SAJ Seeking to Develop Ship-Generated Waste Treatment Facility


The Shipping Association of Jamaica (SAJ) is seeking to develop a waste treatment facility for the Kingston Harbour, which will treat oil waste from ships.The facility, as proposed, will be the first of the kind in the Caribbean and will position Jamaica’s shipping industry more competitively.
Communications Officer for the SAJ, Sydney Lowrie, who spoke to JIS News at the launch of the Maritime Awareness Week Exhibition at the Kingston and St. Andrew Parish Library on Tuesday (Sept. 25), said that the treatment facility “would make our port facilities more competitive, because ships would now have a place in the Caribbean where their used engine oil can then be taken out of the ship, taken to this facility, go through a process that can make it re-useable”.
He informed that a feasibility study on the project, which was commissioned in the 1990s, has been done, “and we’re lobbying for the project to get started with the support of all the partners involved in the maritime industry.”
Mr. Lowrie said that a meeting is being sought with Minister of Transport and Works, Mike Henry to discuss among other things, the proposals from the study. “His office has not given us the exact day and time, but when we do, that will be one of the items on the agenda,” he told JIS News, noting that it is too early to say when this facility will come to fruition.
Minister Henry, in his remarks at the launch, indicated that funding and legislation would be critical steps toward establishing the proposed facility.
In the meantime, Managing Committee member of the SAJ, Joseph Lowe, noted that the theme for Maritime Awareness Week: ‘Jamaica’s Maritime Industry: responding to environmental challenges’, “underscores the direction in which our local industry must proceed for sustainable growth and development, but it also vindicates the initiative of the SAJ in commissioning the first feasibility for the development of a ship-generated waste treatment facility for Kingston Harbour.”
He credited the SAJ for leading other initiatives, which he said, were aimed “at sensitizing our people on how the sea serves mankind and why we must protect its fragile eco-system.”
He informed that in 1994, the SAJ mounted a campaign to assist in the restoration of Kingston Harbour and established an environmental committee to recommend solutions. Later, a publication was proposed as another way to spread the message to stop activities that are polluting the marine environment.
“The Association had come to the position that although the shipping industry was only a small part of the problem, we could, with positive action, be a major part of the solution. It is out of the recommendations of the SAJ environmental committee, that the publication ‘Save our Seas’ was published by the SAJ,” Mr. Lowe said.
He noted that as the Association recognizes the need to protect the environment, even as the maritime industry undergoes modernization, and is proud of the fact that Jamaica is a signatory to the International Convention on the Prevention of Pollution from Ships (MARPOL 76/78).

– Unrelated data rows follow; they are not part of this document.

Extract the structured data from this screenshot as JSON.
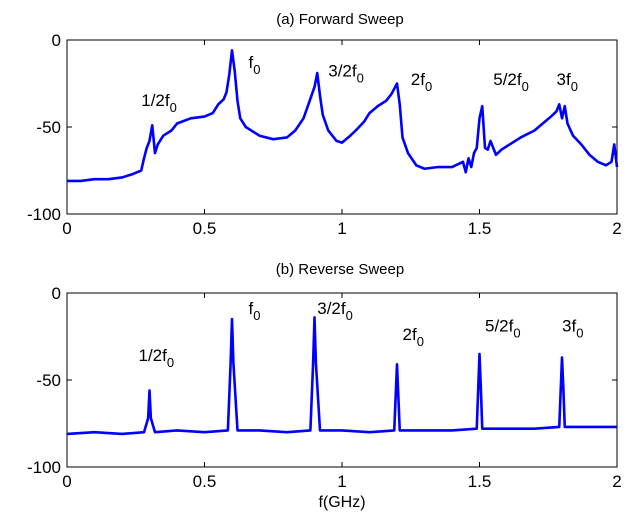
{
  "chart_data": [
    {
      "type": "line",
      "title": "(a) Forward Sweep",
      "xlabel": "",
      "ylabel": "",
      "xlim": [
        0,
        2
      ],
      "ylim": [
        -100,
        0
      ],
      "xticks": [
        "0",
        "0.5",
        "1",
        "1.5",
        "2"
      ],
      "yticks": [
        "0",
        "-50",
        "-100"
      ],
      "grid": false,
      "line_color": "#0000ff",
      "series": [
        {
          "x": [
            0,
            0.05,
            0.1,
            0.15,
            0.2,
            0.24,
            0.27,
            0.28,
            0.29,
            0.3,
            0.31,
            0.32,
            0.33,
            0.35,
            0.38,
            0.4,
            0.45,
            0.5,
            0.53,
            0.55,
            0.57,
            0.58,
            0.59,
            0.6,
            0.61,
            0.62,
            0.63,
            0.65,
            0.7,
            0.75,
            0.8,
            0.83,
            0.86,
            0.88,
            0.9,
            0.91,
            0.92,
            0.93,
            0.95,
            0.98,
            1.0,
            1.03,
            1.05,
            1.08,
            1.1,
            1.13,
            1.16,
            1.18,
            1.2,
            1.21,
            1.22,
            1.24,
            1.27,
            1.3,
            1.35,
            1.4,
            1.44,
            1.45,
            1.46,
            1.47,
            1.48,
            1.49,
            1.5,
            1.51,
            1.52,
            1.53,
            1.54,
            1.56,
            1.58,
            1.6,
            1.65,
            1.7,
            1.73,
            1.76,
            1.78,
            1.79,
            1.8,
            1.81,
            1.82,
            1.84,
            1.87,
            1.9,
            1.93,
            1.96,
            1.98,
            1.99,
            2.0
          ],
          "y": [
            -81,
            -81,
            -80,
            -80,
            -79,
            -77,
            -75,
            -68,
            -62,
            -58,
            -49,
            -65,
            -60,
            -55,
            -52,
            -48,
            -45,
            -44,
            -42,
            -37,
            -34,
            -30,
            -20,
            -6,
            -18,
            -35,
            -45,
            -50,
            -55,
            -57,
            -56,
            -52,
            -45,
            -36,
            -27,
            -19,
            -32,
            -43,
            -52,
            -58,
            -59,
            -55,
            -52,
            -47,
            -42,
            -38,
            -35,
            -31,
            -25,
            -37,
            -56,
            -65,
            -72,
            -74,
            -73,
            -73,
            -70,
            -76,
            -68,
            -73,
            -65,
            -62,
            -45,
            -38,
            -62,
            -63,
            -58,
            -66,
            -63,
            -61,
            -56,
            -52,
            -48,
            -44,
            -41,
            -37,
            -45,
            -38,
            -48,
            -55,
            -60,
            -66,
            -70,
            -72,
            -70,
            -60,
            -73
          ]
        }
      ]
    },
    {
      "type": "line",
      "title": "(b) Reverse Sweep",
      "xlabel": "f(GHz)",
      "ylabel": "",
      "xlim": [
        0,
        2
      ],
      "ylim": [
        -100,
        0
      ],
      "xticks": [
        "0",
        "0.5",
        "1",
        "1.5",
        "2"
      ],
      "yticks": [
        "0",
        "-50",
        "-100"
      ],
      "grid": false,
      "line_color": "#0000ff",
      "series": [
        {
          "x": [
            0,
            0.1,
            0.2,
            0.28,
            0.295,
            0.3,
            0.305,
            0.32,
            0.4,
            0.5,
            0.585,
            0.595,
            0.6,
            0.605,
            0.62,
            0.7,
            0.8,
            0.885,
            0.895,
            0.9,
            0.905,
            0.92,
            1.0,
            1.1,
            1.19,
            1.2,
            1.205,
            1.21,
            1.23,
            1.3,
            1.4,
            1.49,
            1.5,
            1.505,
            1.51,
            1.53,
            1.6,
            1.7,
            1.79,
            1.8,
            1.805,
            1.81,
            1.83,
            1.9,
            2.0
          ],
          "y": [
            -81,
            -80,
            -81,
            -80,
            -72,
            -56,
            -72,
            -80,
            -79,
            -80,
            -79,
            -40,
            -15,
            -40,
            -79,
            -79,
            -80,
            -79,
            -40,
            -14,
            -40,
            -79,
            -79,
            -80,
            -79,
            -41,
            -60,
            -79,
            -79,
            -79,
            -79,
            -78,
            -35,
            -55,
            -78,
            -78,
            -78,
            -78,
            -77,
            -37,
            -55,
            -77,
            -77,
            -77,
            -77
          ]
        }
      ]
    }
  ],
  "annotations_a": [
    {
      "main": "1/2f",
      "sub": "0",
      "x": 0.27,
      "y": -38
    },
    {
      "main": "f",
      "sub": "0",
      "x": 0.66,
      "y": -16
    },
    {
      "main": "3/2f",
      "sub": "0",
      "x": 0.95,
      "y": -21
    },
    {
      "main": "2f",
      "sub": "0",
      "x": 1.25,
      "y": -26
    },
    {
      "main": "5/2f",
      "sub": "0",
      "x": 1.55,
      "y": -26
    },
    {
      "main": "3f",
      "sub": "0",
      "x": 1.78,
      "y": -26
    }
  ],
  "annotations_b": [
    {
      "main": "1/2f",
      "sub": "0",
      "x": 0.26,
      "y": -39
    },
    {
      "main": "f",
      "sub": "0",
      "x": 0.66,
      "y": -12
    },
    {
      "main": "3/2f",
      "sub": "0",
      "x": 0.91,
      "y": -12
    },
    {
      "main": "2f",
      "sub": "0",
      "x": 1.22,
      "y": -27
    },
    {
      "main": "5/2f",
      "sub": "0",
      "x": 1.52,
      "y": -22
    },
    {
      "main": "3f",
      "sub": "0",
      "x": 1.8,
      "y": -22
    }
  ]
}
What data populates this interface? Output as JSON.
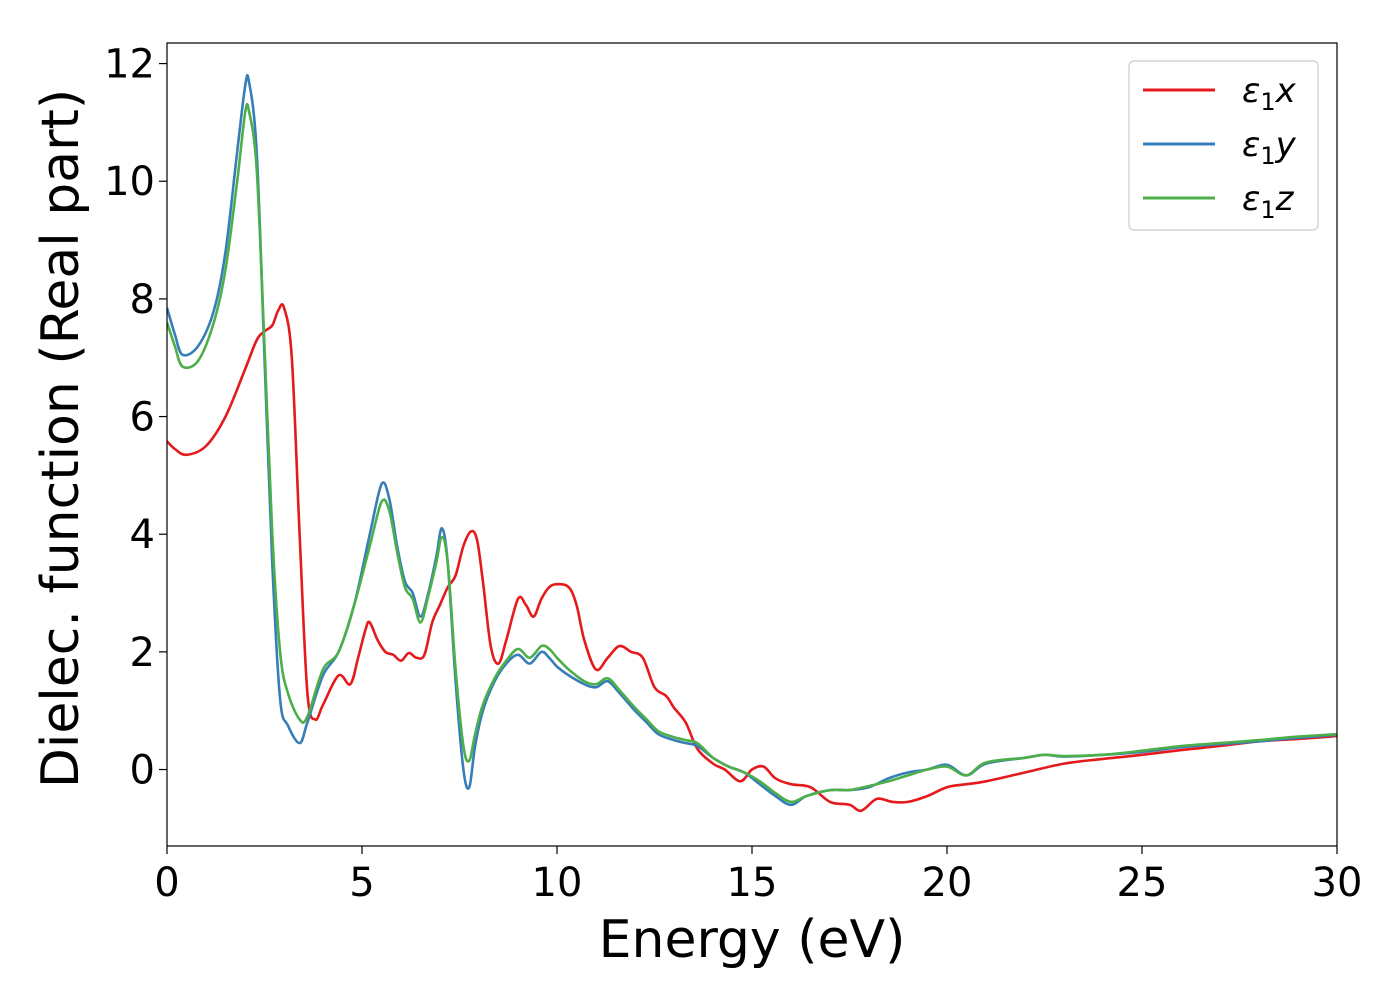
{
  "chart_data": {
    "type": "line",
    "title": "",
    "xlabel": "Energy (eV)",
    "ylabel": "Dielec. function (Real part)",
    "xlim": [
      0,
      30
    ],
    "ylim": [
      -1.3,
      12.35
    ],
    "xticks": [
      0,
      5,
      10,
      15,
      20,
      25,
      30
    ],
    "yticks": [
      0,
      2,
      4,
      6,
      8,
      10,
      12
    ],
    "grid": false,
    "legend_position": "top-right",
    "series": [
      {
        "name": "ε₁x",
        "legend_base": "ε",
        "legend_sub": "1",
        "legend_suffix": "x",
        "color": "#e41a1c",
        "x": [
          0,
          0.2,
          0.5,
          1.0,
          1.5,
          2.0,
          2.3,
          2.5,
          2.7,
          2.85,
          3.0,
          3.2,
          3.4,
          3.6,
          3.8,
          4.0,
          4.4,
          4.7,
          4.9,
          5.1,
          5.2,
          5.4,
          5.6,
          5.8,
          6.0,
          6.2,
          6.4,
          6.6,
          6.8,
          7.0,
          7.2,
          7.4,
          7.6,
          7.8,
          7.95,
          8.1,
          8.3,
          8.5,
          8.7,
          9.0,
          9.2,
          9.4,
          9.6,
          9.8,
          10.0,
          10.3,
          10.5,
          10.7,
          11.0,
          11.3,
          11.6,
          11.9,
          12.2,
          12.5,
          12.8,
          13.0,
          13.3,
          13.6,
          14.0,
          14.3,
          14.7,
          15.0,
          15.3,
          15.6,
          16.0,
          16.5,
          17.0,
          17.5,
          17.8,
          18.2,
          18.6,
          19.0,
          19.5,
          20.0,
          20.5,
          21.0,
          22.0,
          23.0,
          24.0,
          25.0,
          26.0,
          27.0,
          28.0,
          29.0,
          30.0
        ],
        "values": [
          5.58,
          5.45,
          5.35,
          5.5,
          6.0,
          6.8,
          7.3,
          7.45,
          7.55,
          7.8,
          7.85,
          7.0,
          4.0,
          1.3,
          0.85,
          1.1,
          1.6,
          1.45,
          1.9,
          2.4,
          2.5,
          2.2,
          2.0,
          1.95,
          1.85,
          1.98,
          1.9,
          1.95,
          2.5,
          2.8,
          3.1,
          3.3,
          3.8,
          4.05,
          3.9,
          3.2,
          2.1,
          1.8,
          2.2,
          2.9,
          2.8,
          2.6,
          2.9,
          3.1,
          3.15,
          3.1,
          2.8,
          2.2,
          1.7,
          1.9,
          2.1,
          2.0,
          1.9,
          1.4,
          1.25,
          1.05,
          0.8,
          0.35,
          0.1,
          0.0,
          -0.2,
          0.0,
          0.05,
          -0.15,
          -0.25,
          -0.3,
          -0.55,
          -0.6,
          -0.7,
          -0.5,
          -0.55,
          -0.55,
          -0.45,
          -0.3,
          -0.25,
          -0.2,
          -0.05,
          0.1,
          0.18,
          0.25,
          0.33,
          0.4,
          0.48,
          0.52,
          0.57
        ]
      },
      {
        "name": "ε₁y",
        "legend_base": "ε",
        "legend_sub": "1",
        "legend_suffix": "y",
        "color": "#377eb8",
        "x": [
          0,
          0.2,
          0.4,
          0.8,
          1.2,
          1.5,
          1.8,
          2.0,
          2.1,
          2.3,
          2.5,
          2.7,
          2.9,
          3.1,
          3.4,
          3.6,
          4.0,
          4.4,
          4.8,
          5.2,
          5.5,
          5.7,
          5.9,
          6.1,
          6.3,
          6.5,
          6.7,
          6.9,
          7.05,
          7.2,
          7.4,
          7.6,
          7.75,
          7.9,
          8.1,
          8.4,
          8.7,
          9.0,
          9.3,
          9.6,
          9.8,
          10.0,
          10.3,
          10.7,
          11.0,
          11.3,
          11.6,
          12.0,
          12.3,
          12.6,
          13.0,
          13.3,
          13.6,
          14.0,
          14.4,
          14.8,
          15.2,
          15.6,
          16.0,
          16.4,
          17.0,
          17.5,
          18.0,
          18.5,
          19.0,
          19.5,
          20.0,
          20.5,
          21.0,
          22.0,
          22.5,
          23.0,
          24.0,
          25.0,
          26.0,
          27.0,
          28.0,
          29.0,
          30.0
        ],
        "values": [
          7.85,
          7.4,
          7.05,
          7.2,
          7.8,
          8.8,
          10.5,
          11.6,
          11.7,
          10.5,
          7.0,
          3.5,
          1.2,
          0.75,
          0.45,
          0.8,
          1.6,
          2.0,
          2.8,
          4.0,
          4.85,
          4.6,
          3.8,
          3.2,
          3.0,
          2.6,
          3.0,
          3.6,
          4.1,
          3.5,
          1.5,
          0.0,
          -0.3,
          0.4,
          1.0,
          1.5,
          1.8,
          1.95,
          1.8,
          2.0,
          1.9,
          1.75,
          1.6,
          1.45,
          1.4,
          1.5,
          1.3,
          1.0,
          0.8,
          0.6,
          0.5,
          0.45,
          0.4,
          0.2,
          0.05,
          -0.05,
          -0.25,
          -0.45,
          -0.6,
          -0.45,
          -0.35,
          -0.35,
          -0.3,
          -0.15,
          -0.05,
          0.0,
          0.08,
          -0.1,
          0.1,
          0.2,
          0.25,
          0.22,
          0.25,
          0.3,
          0.38,
          0.43,
          0.48,
          0.54,
          0.59
        ]
      },
      {
        "name": "ε₁z",
        "legend_base": "ε",
        "legend_sub": "1",
        "legend_suffix": "z",
        "color": "#4daf4a",
        "x": [
          0,
          0.2,
          0.4,
          0.8,
          1.2,
          1.5,
          1.8,
          2.0,
          2.1,
          2.3,
          2.5,
          2.7,
          2.9,
          3.1,
          3.4,
          3.6,
          4.0,
          4.4,
          4.8,
          5.2,
          5.5,
          5.7,
          5.9,
          6.1,
          6.3,
          6.5,
          6.7,
          6.9,
          7.05,
          7.2,
          7.4,
          7.6,
          7.75,
          7.9,
          8.1,
          8.4,
          8.7,
          9.0,
          9.3,
          9.6,
          9.8,
          10.0,
          10.3,
          10.7,
          11.0,
          11.3,
          11.6,
          12.0,
          12.3,
          12.6,
          13.0,
          13.3,
          13.6,
          14.0,
          14.4,
          14.8,
          15.2,
          15.6,
          16.0,
          16.4,
          17.0,
          17.5,
          18.0,
          18.5,
          19.0,
          19.5,
          20.0,
          20.5,
          21.0,
          22.0,
          22.5,
          23.0,
          24.0,
          25.0,
          26.0,
          27.0,
          28.0,
          29.0,
          30.0
        ],
        "values": [
          7.6,
          7.2,
          6.85,
          6.95,
          7.6,
          8.5,
          10.0,
          11.15,
          11.2,
          10.2,
          7.2,
          4.0,
          2.0,
          1.3,
          0.85,
          0.9,
          1.7,
          2.0,
          2.8,
          3.8,
          4.55,
          4.4,
          3.7,
          3.1,
          2.9,
          2.5,
          2.95,
          3.5,
          3.95,
          3.5,
          1.7,
          0.4,
          0.15,
          0.6,
          1.1,
          1.55,
          1.85,
          2.05,
          1.9,
          2.1,
          2.05,
          1.9,
          1.7,
          1.5,
          1.45,
          1.55,
          1.35,
          1.05,
          0.85,
          0.65,
          0.55,
          0.5,
          0.45,
          0.2,
          0.05,
          -0.05,
          -0.2,
          -0.4,
          -0.55,
          -0.45,
          -0.35,
          -0.35,
          -0.28,
          -0.2,
          -0.1,
          0.0,
          0.05,
          -0.1,
          0.12,
          0.2,
          0.25,
          0.23,
          0.25,
          0.32,
          0.4,
          0.45,
          0.5,
          0.56,
          0.6
        ]
      }
    ]
  }
}
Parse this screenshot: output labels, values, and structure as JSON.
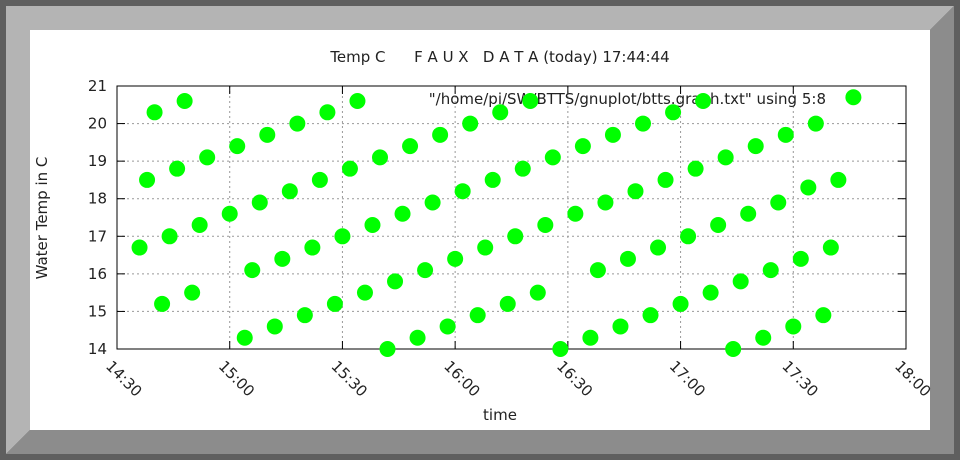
{
  "chart_data": {
    "type": "scatter",
    "title": "Temp C      F A U X   D A T A (today) 17:44:44",
    "xlabel": "time",
    "ylabel": "Water Temp in C",
    "series": [
      {
        "name": "\"/home/pi/SW/BTTS/gnuplot/btts.graph.txt\" using 5:8",
        "color": "#00ff00",
        "x": [
          "14:36",
          "14:38",
          "14:40",
          "14:42",
          "14:44",
          "14:46",
          "14:48",
          "14:50",
          "14:52",
          "14:54",
          "15:00",
          "15:02",
          "15:04",
          "15:06",
          "15:08",
          "15:10",
          "15:12",
          "15:14",
          "15:16",
          "15:18",
          "15:20",
          "15:22",
          "15:24",
          "15:26",
          "15:28",
          "15:30",
          "15:32",
          "15:34",
          "15:36",
          "15:38",
          "15:40",
          "15:42",
          "15:44",
          "15:46",
          "15:48",
          "15:50",
          "15:52",
          "15:54",
          "15:56",
          "15:58",
          "16:00",
          "16:02",
          "16:04",
          "16:06",
          "16:08",
          "16:10",
          "16:12",
          "16:14",
          "16:16",
          "16:18",
          "16:20",
          "16:22",
          "16:24",
          "16:26",
          "16:28",
          "16:32",
          "16:34",
          "16:36",
          "16:38",
          "16:40",
          "16:42",
          "16:44",
          "16:46",
          "16:48",
          "16:50",
          "16:52",
          "16:54",
          "16:56",
          "16:58",
          "17:00",
          "17:02",
          "17:04",
          "17:06",
          "17:08",
          "17:10",
          "17:12",
          "17:14",
          "17:16",
          "17:18",
          "17:20",
          "17:22",
          "17:24",
          "17:26",
          "17:28",
          "17:30",
          "17:32",
          "17:34",
          "17:36",
          "17:38",
          "17:40",
          "17:42",
          "17:46"
        ],
        "values": [
          16.7,
          18.5,
          20.3,
          15.2,
          17.0,
          18.8,
          20.6,
          15.5,
          17.3,
          19.1,
          17.6,
          19.4,
          14.3,
          16.1,
          17.9,
          19.7,
          14.6,
          16.4,
          18.2,
          20.0,
          14.9,
          16.7,
          18.5,
          20.3,
          15.2,
          17.0,
          18.8,
          20.6,
          15.5,
          17.3,
          19.1,
          14.0,
          15.8,
          17.6,
          19.4,
          14.3,
          16.1,
          17.9,
          19.7,
          14.6,
          16.4,
          18.2,
          20.0,
          14.9,
          16.7,
          18.5,
          20.3,
          15.2,
          17.0,
          18.8,
          20.6,
          15.5,
          17.3,
          19.1,
          14.0,
          17.6,
          19.4,
          14.3,
          16.1,
          17.9,
          19.7,
          14.6,
          16.4,
          18.2,
          20.0,
          14.9,
          16.7,
          18.5,
          20.3,
          15.2,
          17.0,
          18.8,
          20.6,
          15.5,
          17.3,
          19.1,
          14.0,
          15.8,
          17.6,
          19.4,
          14.3,
          16.1,
          17.9,
          19.7,
          14.6,
          16.4,
          18.3,
          20.0,
          14.9,
          16.7,
          18.5,
          20.7
        ]
      }
    ],
    "xlim": [
      "14:30",
      "18:00"
    ],
    "xticks": [
      "14:30",
      "15:00",
      "15:30",
      "16:00",
      "16:30",
      "17:00",
      "17:30",
      "18:00"
    ],
    "ylim": [
      14,
      21
    ],
    "yticks": [
      14,
      15,
      16,
      17,
      18,
      19,
      20,
      21
    ],
    "grid": true
  }
}
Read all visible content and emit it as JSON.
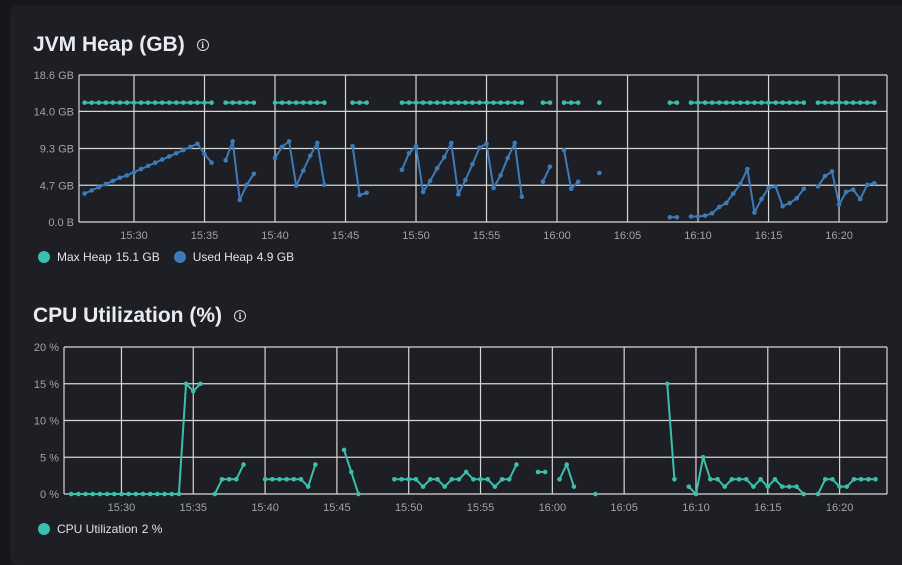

He added that the SAJ, which lobbies on behalf of stakeholders in the maritime industry, will continue working with its maritime partners “so that Jamaicans will come to enjoy the benefits of a healthy marine environment”.
Maritime Awareness Week was developed around World Maritime Day, which is an annual observance of the International Maritime Organisation (IMO). The IMO, of which Jamaica is a member, sets the general theme of World Maritime Day and member states may modify it to suit their local situation.